Does where you live factor into cancer mortality?

More than 19.5 million cancer deaths were recorded in the United States from 1980 to 2014. When digging deeper, the Institute for Health Metrics and Evaluation at the University of Washington found that cancer deaths were “clustered,” with many U.S. counties above the national average.

Of note, there were statistically significant increases in cancer mortality between 1980 and 2014 in 160 counties, with the highest rates of increase observed in Kentucky and scattered across regions of the South.

“Such significant disparities among US counties is unacceptable,” said Dr. Ali Mokdad, lead author on the study and Professor of Global Health at the IHME. “Every person should have access to early screenings for cancer, as well as adequate treatment.”

The study was able to identify clusters of high rates of change among U.S. counties, which is important for providing data to inform the debate on prevention, access to care, and appropriate treatment. Monitoring cancer mortality at the county level can help identify worsening incidence, inadequate access to quality treatment, or potentially other etiological factors involved. [1]

For example, between 1980 and 2014:

  • Liver cancer mortality increased in nearly every county. Clusters of counties with large increases were found in California, Oregon, Washington, New Mexico, and Texas. While alcohol is a well-known risk factor for liver cancer, the counties with high or increasing death rates differ from those known for high rates of alcohol consumption.
  • Fewer Americans smoke today than in previous decades, but parts of the South and many rural areas still show high rates of this deadly habit. It is not surprising that these same areas show high rates of lung cancer, especially within states like Kentucky, Tennessee, Alabama, Missouri, Arkansas, Mississippi, and rural Alaska. More aggressive efforts to discourage smoking in these areas are crucial to help address this problem.
  • The majority of counties witnessed decreases in breast cancer death rates since 1980; however, there are clusters of high mortality rates in counties along the Mississippi River. The lowest rates appear in parts of the West, Midwest, and Northeast.
  • There are high death rates from prostate cancer in groups of counties in Alabama, Mississippi, Georgia, South Carolina, and Virginia.
  • Counties with the highest death rates from kidney cancer also were identified along the Mississippi River, as well as in Oklahoma and Texas. In addition, certain areas in Alaska and the Dakotas with large Native American populations showed rates higher than the national average.

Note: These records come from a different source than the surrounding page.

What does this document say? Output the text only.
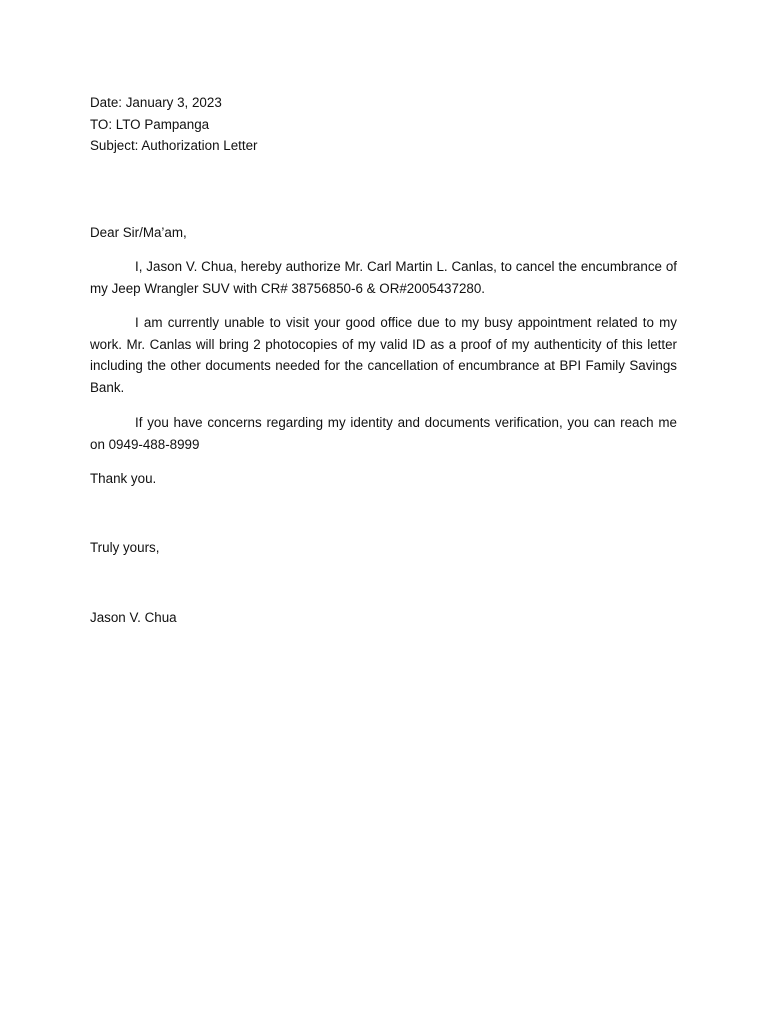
Date: January 3, 2023
TO: LTO Pampanga
Subject: Authorization Letter

Dear Sir/Ma’am,

I, Jason V. Chua, hereby authorize Mr. Carl Martin L. Canlas, to cancel the encumbrance of my Jeep Wrangler SUV with CR# 38756850-6 & OR#2005437280.

I am currently unable to visit your good office due to my busy appointment related to my work. Mr. Canlas will bring 2 photocopies of my valid ID as a proof of my authenticity of this letter including the other documents needed for the cancellation of encumbrance at BPI Family Savings Bank.

If you have concerns regarding my identity and documents verification, you can reach me on 0949-488-8999

Thank you.

Truly yours,

Jason V. Chua
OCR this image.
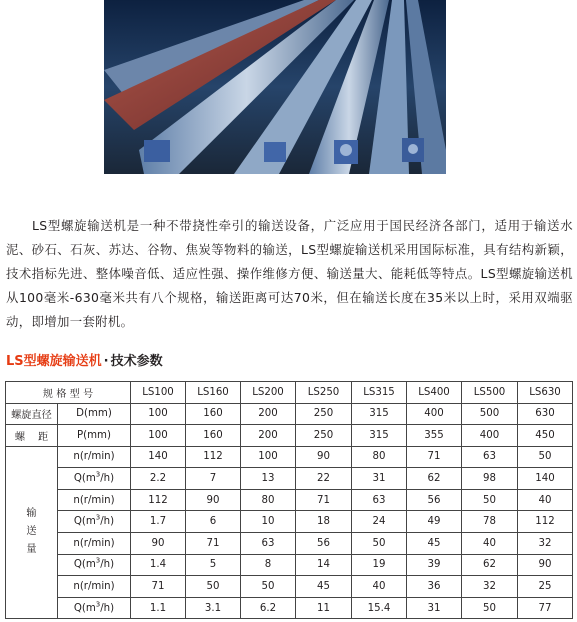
LS型螺旋输送机是一种不带挠性牵引的输送设备，广泛应用于国民经济各部门，适用于输送水泥、砂石、石灰、苏达、谷物、焦炭等物料的输送，LS型螺旋输送机采用国际标准，具有结构新颖，技术指标先进、整体噪音低、适应性强、操作维修方便、输送量大、能耗低等特点。LS型螺旋输送机从100毫米-630毫米共有八个规格，输送距离可达70米，但在输送长度在35米以上时，采用双端驱动，即增加一套附机。

LS型螺旋输送机 · 技术参数
规 格 型 号		LS100	LS160	LS200	LS250	LS315	LS400	LS500	LS630
螺旋直径	D(mm)	100	160	200	250	315	400	500	630
螺    距	P(mm)	100	160	200	250	315	355	400	450
输送量	n(r/min)	140	112	100	90	80	71	63	50
	$Q(m^3/h)$	2.2	7	13	22	31	62	98	140
	n(r/min)	112	90	80	71	63	56	50	40
	$Q(m^3/h)$	1.7	6	10	18	24	49	78	112
	n(r/min)	90	71	63	56	50	45	40	32
	$Q(m^3/h)$	1.4	5	8	14	19	39	62	90
	n(r/min)	71	50	50	45	40	36	32	25
	$Q(m^3/h)$	1.1	3.1	6.2	11	15.4	31	50	77
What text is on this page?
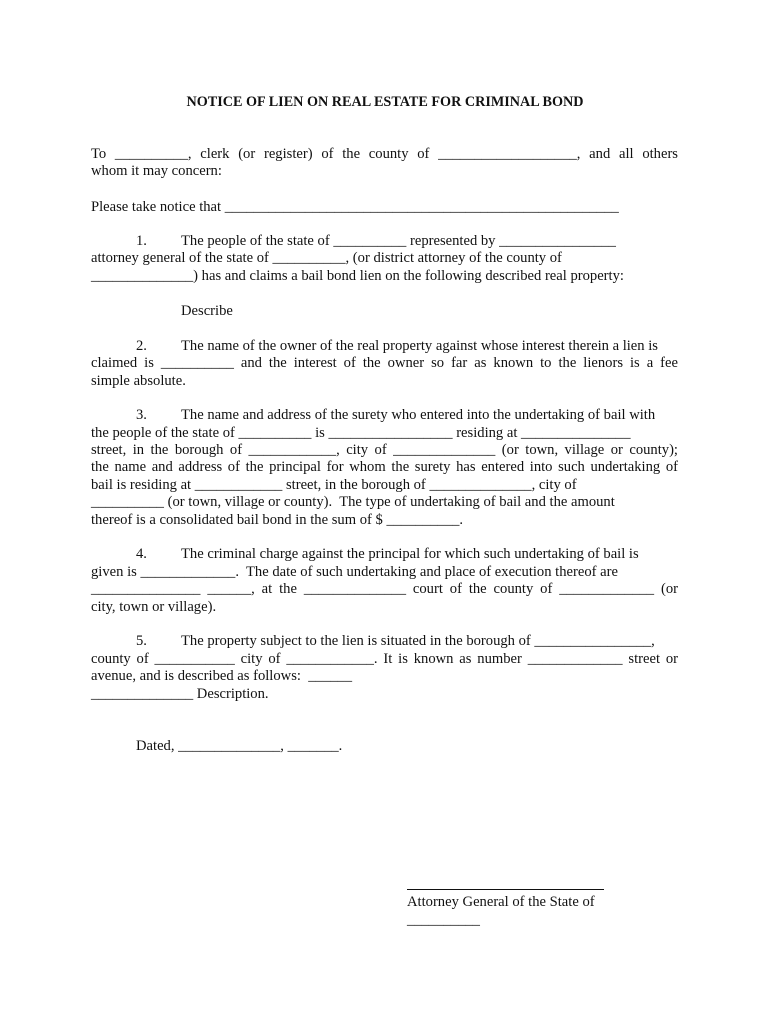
NOTICE OF LIEN ON REAL ESTATE FOR CRIMINAL BOND
To __________, clerk (or register) of the county of ___________________, and all others
whom it may concern:
Please take notice that ______________________________________________________
1. The people of the state of __________ represented by ________________
attorney general of the state of __________, (or district attorney of the county of
______________) has and claims a bail bond lien on the following described real property:
Describe
2. The name of the owner of the real property against whose interest therein a lien is
claimed is __________ and the interest of the owner so far as known to the lienors is a fee
simple absolute.
3. The name and address of the surety who entered into the undertaking of bail with
the people of the state of __________ is _________________ residing at _______________
street, in the borough of ____________, city of ______________ (or town, village or county);
the name and address of the principal for whom the surety has entered into such undertaking of
bail is residing at ____________ street, in the borough of ______________, city of
__________ (or town, village or county).  The type of undertaking of bail and the amount
thereof is a consolidated bail bond in the sum of $ __________.
4. The criminal charge against the principal for which such undertaking of bail is
given is _____________.  The date of such undertaking and place of execution thereof are
_______________ ______, at the ______________ court of the county of _____________ (or
city, town or village).
5. The property subject to the lien is situated in the borough of ________________,
county of ___________ city of ____________. It is known as number _____________ street or
avenue, and is described as follows:  ______
______________ Description.
Dated, ______________, _______.
Attorney General of the State of
__________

“For cancers with high survival rates, such as testicular cancer and Hodgkin lymphoma, wide differences in mortality rates in the US should raise a red flag,” said Dr. Christina Fitzmaurice, Assistant Professor at IHME and the Division of Hematology at the University of Washington. “Clusters of counties with increasing death rates from these cancers need to be examined and questions raised regarding access to primary care for early detection and specialized cancer treatment services.”

Researchers point to smoking, obesity, and diet as key factors in cancer mortality.

For some cancers, mortality rates declined in nearly all counties (colon and rectum, larynx, lip and oral cavity, nasopharynx, other pharynx, stomach, gallbladder and biliary tract, breast, cervical, prostate, testicular, Hodgkin lymphoma) or increased in nearly all counties (liver, mesothelioma); for the remaining cancers, rates increased in some counties and declined in others.

In 2014, there were clusters of high mortality in several areas of the South, in Kentucky, West Virginia, Alabama, and along the Mississippi River, and in Western Alaska. There also were high rates in counties in North and South Dakota and Texas, while lower rates were present in Utah and Colorado.

“As the U.S. enters a new debate about access to health care, these findings on the wide differences in cancer mortality should inform the discussion,” said researcher Laura Dwyer-Lindgren, a co-author of the study. “What's causing cancer to be so much more fatal in one part of the country than in other parts demands further investigation.”


  1. Mokdad, Ali H. et al. “Trends And Patterns Of Disparities In Cancer Mortality Among US Counties, 1980-2014“. JAMA 317.4 (2017): 388. Web. 26 Jan. 2017.